Running up that hill was completely insane. Runners were walking. Runners were huffing and puffing. Runners were suffering. I was suffering. But I decided to try to keep moving forward and that I did. Before I knew it, mile 7 and 8 were a thing of the past.
Unfortunately, the uphill climbing did not agree with my previously pained hamstrings. I had taken a few Advil before the race and had planned on popping a few during…but alas, I had forgotten them in my bag. After a few miles of some good pain in my right hammy, I chanced upon a spectator offering tissues and Advil. I quickly put out my hand, receiving the blessed pills.
At mile 10, I notice that at the water stops, there is also a med tent. There, two or three people are down on their knees ready to rub “Ben Gay” on any area in need of attention. I decide to make a quick stop, where a person dabs this much needed cream onto my right hamstring.
Miles pass, with even more hills and I anticipate the promise of a 2000 feet drop in elevation. I can't wait to let my hamstrings take a break and let my quads take over.
It doesn't take long before the downhill portions begin. I immediately and without much effort, begin making my way, down…down…down into Snow Canyon. Here the constant red rock is met with white rock making for the most beautiful vistas.
My body is pleased with this new arrangement, letting the quads finally do some work. I begin to pick up my pace and quickly fall into a comfortable groove.
As mile 19 approaches, I look ahead and in the distance, I can see the 3:25 pace group. I thought to myself at the time, “maybe I can catch them.” I begin to slowly pass people and begin anticipating the descent into St. George. It would be here that my friend Amy would be cheering. I am so relieved I feel so good at this late stage into the race.
Sure enough, right at mile 23, I see Amy and Reed. Sign in hand, they cheer for me, giving me that final push to keep going. Newly charged, I notice the balloons carried by the 3:25 pace group only a few blocks ahead. I quickly gain and by mile 24, I have reached them. I can't believe I have actually caught them. I know at that moment I will beat my 3:30 time. But now, I might actually beat it BIG time! I am surprised I feel as good as I do. Normally in a race, there is a mysterious point of time that “a light switch” goes off and I feel horrible both in body and mind. But here, at mile 24.5, I feel fine. Stride in stride with the other runners, I make my way to the final mile. As I turn the corner, the crowds are cheering, “One more mile!” But then, it happened, the switch is flipped and my body says, “I have had enough.”

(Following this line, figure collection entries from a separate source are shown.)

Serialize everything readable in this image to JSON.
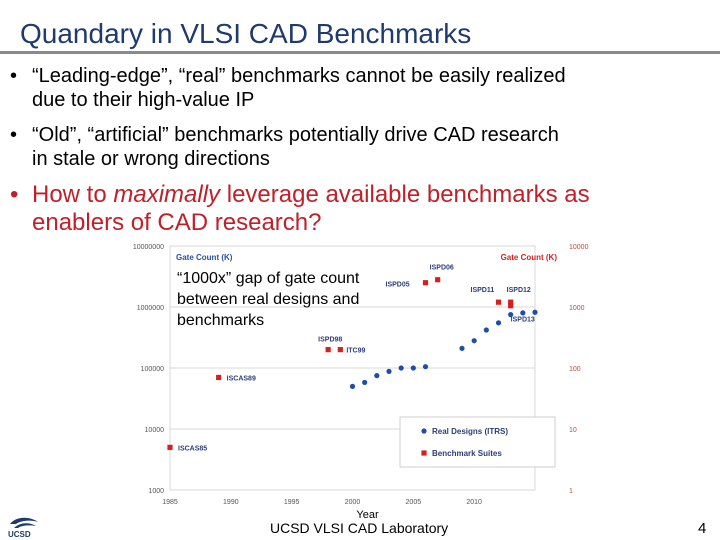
{
  "slide": {
    "title": "Quandary in VLSI CAD Benchmarks",
    "bullets": [
      {
        "line1": "“Leading-edge”, “real” benchmarks cannot be easily realized",
        "line2": "due to their high-value IP"
      },
      {
        "line1": "“Old”, “artificial” benchmarks potentially drive CAD research",
        "line2": "in stale or wrong directions"
      }
    ],
    "red_bullet": {
      "pre": "How to ",
      "em": "maximally",
      "post": " leverage available benchmarks as",
      "line2": "enablers of CAD research?"
    },
    "annotation": [
      "“1000x” gap of gate count",
      "between real designs and",
      "benchmarks"
    ],
    "footer": "UCSD VLSI CAD Laboratory",
    "page_number": "4",
    "logo_text": "UCSD",
    "bullet_glyph": "•"
  },
  "chart_data": {
    "type": "scatter",
    "left_axis_title": "Gate Count (K)",
    "right_axis_title": "Gate Count (K)",
    "xlabel": "Year",
    "xticks": [
      "1985",
      "1990",
      "1995",
      "2000",
      "2005",
      "2010"
    ],
    "left_ticks": [
      "10000000",
      "1000000",
      "100000",
      "10000",
      "1000"
    ],
    "right_ticks": [
      "10000",
      "1000",
      "100",
      "10",
      "1"
    ],
    "xlim": [
      1985,
      2015
    ],
    "ylim_left": [
      1000,
      10000000
    ],
    "ylim_right": [
      1,
      10000
    ],
    "scale": "log",
    "colors": {
      "real": "#1f4ea8",
      "bench": "#d62020",
      "label": "#2a4fa8"
    },
    "series": [
      {
        "name": "Real Designs (ITRS)",
        "axis": "left",
        "points": [
          [
            2000,
            50000
          ],
          [
            2001,
            58000
          ],
          [
            2002,
            75000
          ],
          [
            2003,
            88000
          ],
          [
            2004,
            100000
          ],
          [
            2005,
            100000
          ],
          [
            2006,
            105000
          ],
          [
            2009,
            210000
          ],
          [
            2010,
            280000
          ],
          [
            2011,
            420000
          ],
          [
            2012,
            550000
          ],
          [
            2013,
            750000
          ],
          [
            2014,
            800000
          ],
          [
            2015,
            820000
          ]
        ]
      },
      {
        "name": "Benchmark Suites",
        "axis": "left",
        "points": [
          {
            "x": 1985,
            "y": 5000,
            "label": "ISCAS85"
          },
          {
            "x": 1989,
            "y": 70000,
            "label": "ISCAS89"
          },
          {
            "x": 1998,
            "y": 200000,
            "label": "ISPD98"
          },
          {
            "x": 1999,
            "y": 200000,
            "label": "ITC99"
          },
          {
            "x": 2006,
            "y": 2500000,
            "label": "ISPD05"
          },
          {
            "x": 2007,
            "y": 2800000,
            "label": "ISPD06"
          },
          {
            "x": 2012,
            "y": 1200000,
            "label": "ISPD11"
          },
          {
            "x": 2013,
            "y": 1200000,
            "label": "ISPD12"
          },
          {
            "x": 2013,
            "y": 1050000,
            "label": "ISPD13"
          }
        ]
      }
    ],
    "legend": {
      "position": "bottom-right",
      "items": [
        "Real Designs (ITRS)",
        "Benchmark Suites"
      ]
    }
  }
}
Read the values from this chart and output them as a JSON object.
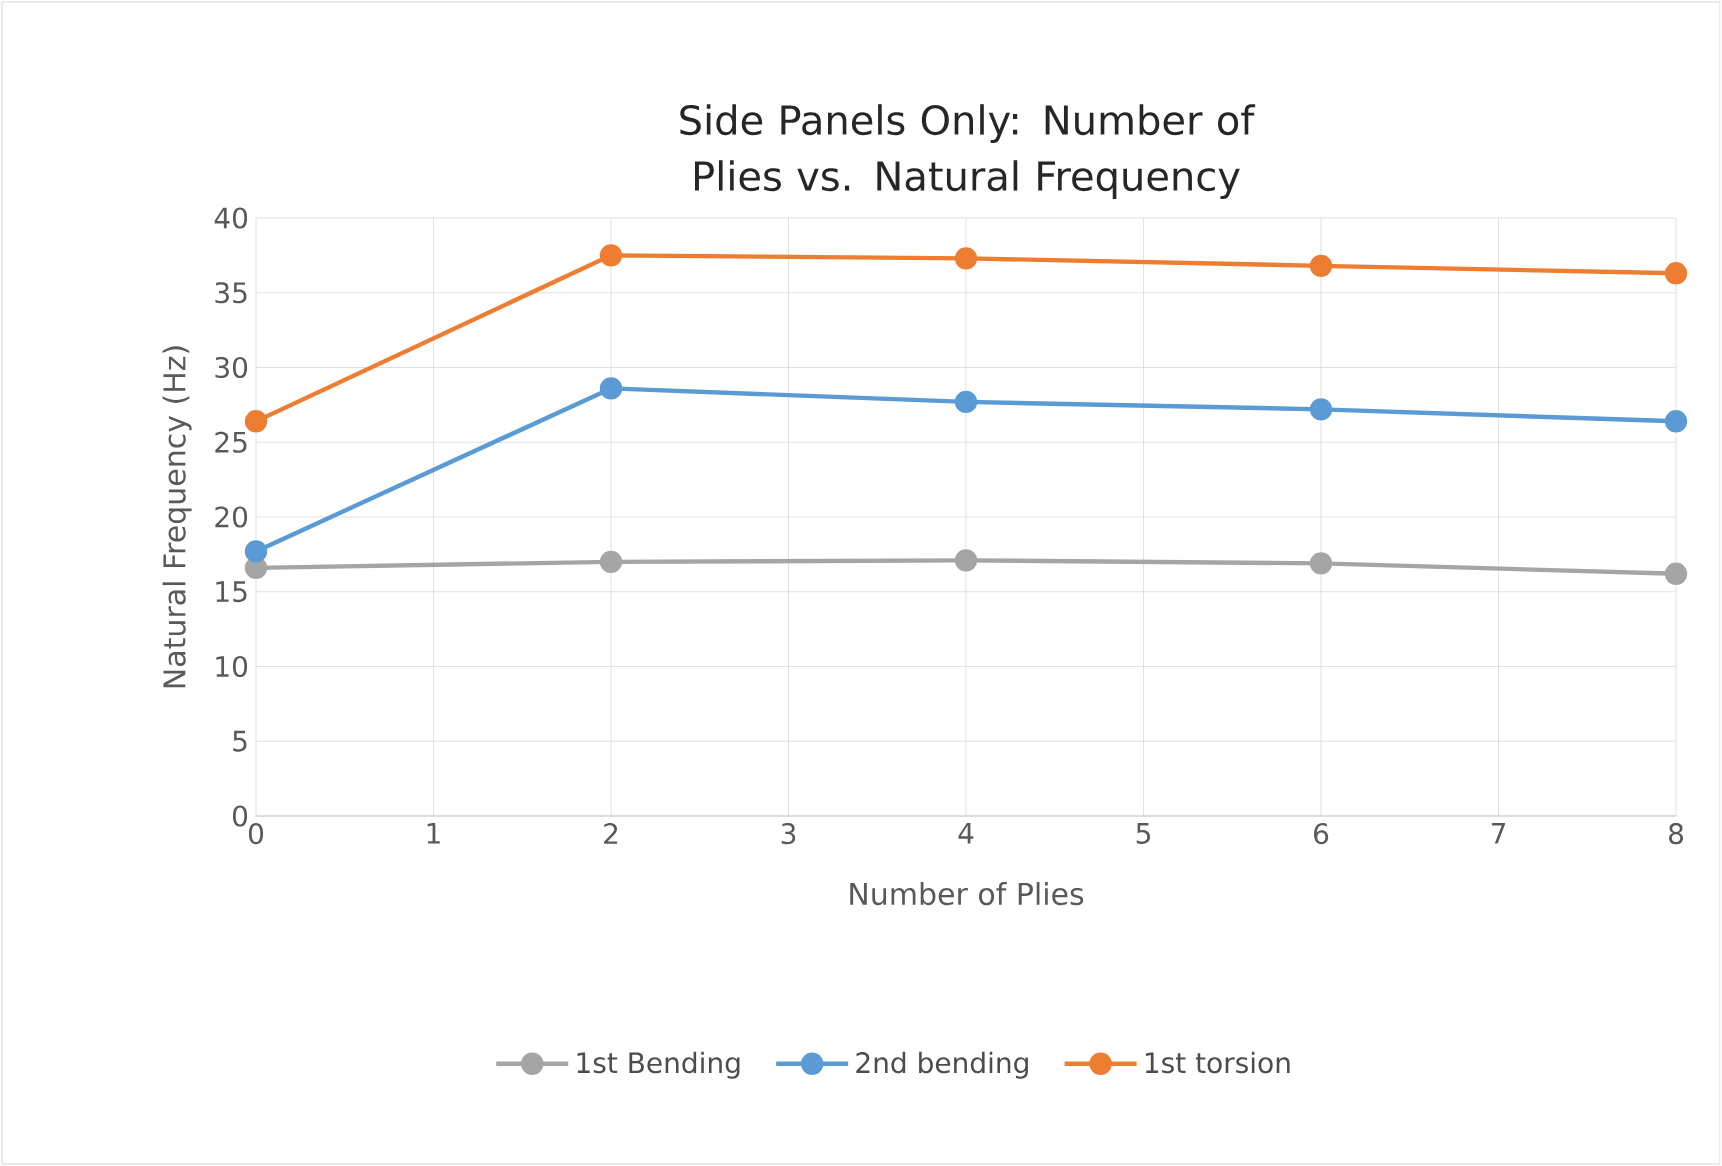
{
  "chart_data": {
    "type": "line",
    "title": "Side Panels Only: Number of Plies vs. Natural Frequency",
    "xlabel": "Number of Plies",
    "ylabel": "Natural Frequency (Hz)",
    "x": [
      0,
      2,
      4,
      6,
      8
    ],
    "series": [
      {
        "name": "1st Bending",
        "color": "#a5a5a5",
        "values": [
          16.6,
          17.0,
          17.1,
          16.9,
          16.2
        ]
      },
      {
        "name": "2nd bending",
        "color": "#5b9bd5",
        "values": [
          17.7,
          28.6,
          27.7,
          27.2,
          26.4
        ]
      },
      {
        "name": "1st torsion",
        "color": "#ed7d31",
        "values": [
          26.4,
          37.5,
          37.3,
          36.8,
          36.3
        ]
      }
    ],
    "xlim": [
      0,
      8
    ],
    "xticks": [
      0,
      1,
      2,
      3,
      4,
      5,
      6,
      7,
      8
    ],
    "ylim": [
      0,
      40
    ],
    "yticks": [
      0,
      5,
      10,
      15,
      20,
      25,
      30,
      35,
      40
    ],
    "grid": true,
    "legend": "bottom",
    "marker": "circle",
    "line_style": "solid"
  }
}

It is strange when this happens. You wonder why you can’t simply keep running at pace when you only have a half of a mile left. But you can’t. In fact, you can barely keep running. Your mind is screaming at you to stop this nonsense…stop! In fact, other runners around you are already walking.
With the temptation to stop looming, there is comes, the light ahead, the blessed finish line. Turning the final corner, I see the balloons in the distance…only .2 miles to go. The crowds cheer with words of encouragement, “Only two more blocks!” I can do this!
My mind wanders back to the start of the race. The place I was only 3 hours ago, with a long and an arduous 26 miles to go, now with only 2 blocks to go. I can do this!
The pace group I have joined finishes. Countless others have too.
And now it is my turn. I cross the finish line. Not only can I do this...I just did (and shattered my previous time by over 5 minutes) coming in at 3:25:27.